3.3. Knowledge, Memories, Power in the Imperial, Colonial and post-Colonial Arab and Muslim World
Contributors: Juliette Dumas, Aurélia Dusserre, Vanessa Guéno, Juliette Honvault, Christine Mussard, et Iris Seri-Hersch
Associate Researcher: Candice Raymond
By opening a dialogue about the production of knowledge – including historical knowledge – its transmission – especially via schools and teaching – and its past and present implications, the researchers in this group aim to write a cultural and intellectual history of the Arab and Muslim world, without distancing it from other factors, especially political and social. The regions under study (Africa, from the Maghreb to Sudan, the Near East and Turkey), are studied over the longue durée, and some of this research participates in the dynamic field of imperial and colonial studies. This group reflects on the changes brought about by diverse forms of domination (Ottoman Empire, European powers), and their implications or continuation after decolonisation.
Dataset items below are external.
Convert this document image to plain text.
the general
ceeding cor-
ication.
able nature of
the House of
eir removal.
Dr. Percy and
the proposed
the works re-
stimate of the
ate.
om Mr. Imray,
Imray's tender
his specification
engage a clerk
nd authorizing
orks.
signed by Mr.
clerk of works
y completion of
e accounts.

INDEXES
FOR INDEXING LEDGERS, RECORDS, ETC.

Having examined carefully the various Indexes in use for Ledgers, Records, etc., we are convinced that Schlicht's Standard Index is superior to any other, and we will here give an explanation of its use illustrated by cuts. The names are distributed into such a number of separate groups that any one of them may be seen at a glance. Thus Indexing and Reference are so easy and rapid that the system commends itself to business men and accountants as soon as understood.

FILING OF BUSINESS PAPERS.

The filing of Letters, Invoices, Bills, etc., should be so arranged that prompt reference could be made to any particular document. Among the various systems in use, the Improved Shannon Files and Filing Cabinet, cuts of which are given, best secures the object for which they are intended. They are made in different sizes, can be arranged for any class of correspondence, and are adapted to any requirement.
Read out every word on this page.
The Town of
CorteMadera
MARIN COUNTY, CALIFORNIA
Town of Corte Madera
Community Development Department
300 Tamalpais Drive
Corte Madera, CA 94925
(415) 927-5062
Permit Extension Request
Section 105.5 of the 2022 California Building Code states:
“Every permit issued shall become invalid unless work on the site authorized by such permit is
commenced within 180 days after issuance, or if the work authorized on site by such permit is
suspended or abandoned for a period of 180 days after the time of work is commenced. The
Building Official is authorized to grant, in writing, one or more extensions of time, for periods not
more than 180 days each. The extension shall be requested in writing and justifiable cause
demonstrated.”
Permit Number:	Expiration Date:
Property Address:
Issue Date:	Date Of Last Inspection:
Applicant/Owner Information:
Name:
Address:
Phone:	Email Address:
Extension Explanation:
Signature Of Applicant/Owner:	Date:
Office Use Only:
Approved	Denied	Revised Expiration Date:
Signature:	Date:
At the crossroads between cultural, intellectual and epistemological history and historical anthropology, this research is based on the study of a corpora of textual, iconographic and oral sources, and gravitates around three main research questions:
- The history of teaching and education: taking “the school” as an object of study in itself, this research aims to go beyond the well-documented history of institutions and structures, the better to take account of the school at a local level, as well as the social and political implications of the school for a broad array of actors: schoolchildren and their families, teachers and childcare staff, but also all those involved in the running of the school. “Crises and ordeals” is one of the favoured means of approach. Applied to the context of the school, to its daily life and objectives – always smoothed out by rhythms and discourse – they can be read as “moments” that open up a precious breach in the archives for the historian, but also serve as an ideal entry-point for apprehending the key issues of the school.
- Production and circulation of knowledge, and specifically the knowledge produced, in the broader sense, during the colonial era. Thanks to the sizable corpus of the “colonial library”, a cultural and social history can be written that takes account of the diverse actors and institutions at work, their practices and networks, while remaining attentive to abilities to resist and the thickness of the subjects under study. The study of the circulation of actors, practices, knowledge and skills between the colonial powers and their colonies, but also on an intra-imperial level, implies taking diverse levels and complex relations into account.
- Heritage/memories/representations: seen through the lens of state and identity structures, but also in light of current events (revolts) in the Maghreb and the Middle East, the processes by which material goods are preserved and given official or private heritage recognition contribute to the creation of historical narratives. By taking a plurality of memorial narratives into account, this research focusses on relationships to history, representations, forms of resistance and the social, intellectual and cultural demands of contemporary actors, as well as the social, political and cultural implications of heritage practices.
Program: MAGYC (Migration Governance and asYlum Crises), H2020, sponsored by Liège University.